Ma anche a guardare i risultati dei tagli dal punto di vista della «razionalità» interna della scuola, proprio l’anno che abbiamo alle spalle ha evidenziato un serie di disfunzioni, che invece di risolvere hanno aggravato i problemi della nostra scuola. Disfunzioni tanto più pesanti quanto più in contrasto con il tenore delle dichiarazioni ufficiali, che esaltano la «personalizzazione» dell’insegnamento come obiettivo fondamentale del nuovo corso.
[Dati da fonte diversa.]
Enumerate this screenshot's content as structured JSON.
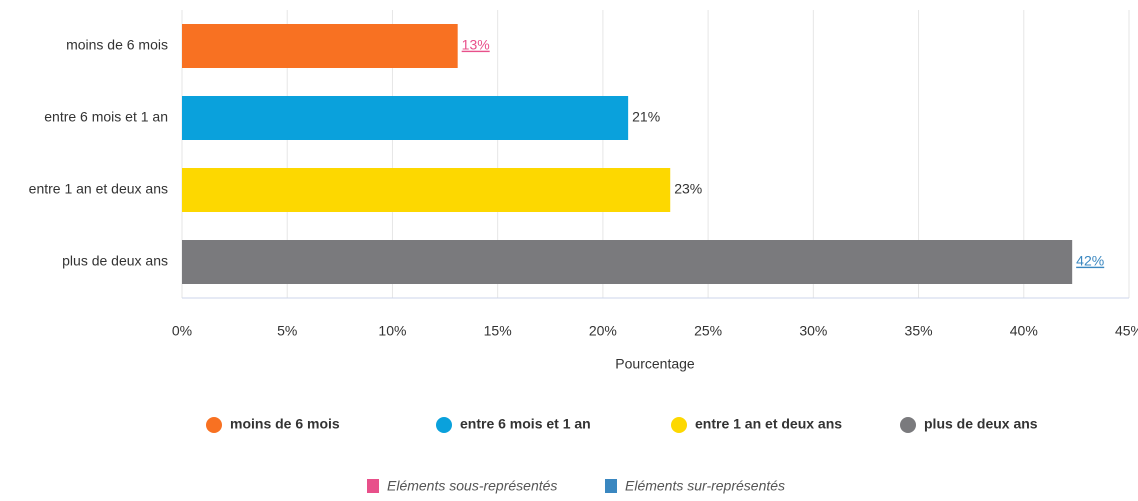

Non ha certo potuto giovare a questa personalizzazione la drastica riduzione degli insegnanti di sostegno, né l’aumento degli alunni per classe, né l’accorpamento di classi (con conseguente perdita della continuità didattica), né alcune alchimie, come quella che  nel biennio del liceo classico ha diminuito di un’ora la cattedra di italiano e di un’altra ora il blocco geografia-storia (portando alla fusione delle due discipline sotto la problematica etichetta di «geostoria»), costringendo i docenti a completare i loro orari con ore prese da altre sezioni e distruggendo, anche qui, ogni tipo di continuità didattica.

Di buono ci sono rimaste le intenzioni del ministro, che vorrebbe trovare un sistema per valorizzare i meriti dei docenti, invece di appiattirli con lo stesso trattamento economico. Ma, se la logica continua ad essere quella che ha guidato fin qui la «riforma», nessuno può dar torto a chi dice che i dubbi sono legittimi….

Da parte loro gli studenti e le opposizioni non hanno trovato nulla di meglio che rinnovare – quest’anno con rinnovato entusiasmo – il vetusto quanto sterile rito delle «occupazioni». Qualcuno ha detto, mente si svolgevano (nel solito periodo prenatalizio), che eravamo davanti a un segno del ritorno dei giovani alle loro responsabilità politiche. Sta di fatto che, dopo le vacanze, puntualmente, non se ne è parlato più (come ampiamente previsto). Con il risultato, annunciato, di una successiva corsa al recupero di interrogazioni e programmi e un minore spazio disponibile per quel dibattito critico che dovrebbe essere il vero punto di riferimento per la formazione intellettuale – in modo particolare per quella politica (non partitica!) – degli studenti. D’altronde, se davvero il ministro precederà, come ha dichiarato, nella direzione di valorizzare sempre più i test (già in uso per le verifiche Invalsi) come forma di valutazione, di simili dibattiti non ci sarà più bisogno.

Eppure, la formula secondo cui la politica del ministero sta «distruggendo la scuola» non è meno falsa di quella che parla di «riforma epocale». Nessun ministro può distruggere la scuola. Perché essa, come tutti gli organismi vivi, è in grado di metabolizzare gli stimoli che vengono dall’esterno e di adattarli ai suoi ritmi e alle sue esigenze. Anche quest’anno, in tutte le scuole di ogni ordine e grado, al di là delle leggi e delle circolari, vi è stato l’impegno silenzioso, intelligente, appassionato di tanti docenti, personale Ata, dirigenti (e perfino di alcuni genitori, anche se purtroppo rari) che, in collaborazione stretta con la fascia più qualificata degli studenti, hanno sopperito ai bassi stipendi, alla svalutazione sociale, alle storture burocratiche, al disimpegno dei colleghi, facendo rivivere la grande e bella esperienza del rapporto educativo. Lo chiamano «capitale umano». L’espressione non ci piace. Ma rende l’idea di una ricchezza su cui si può contare e di cui dobbiamo, malgrado tutto, essere fieri.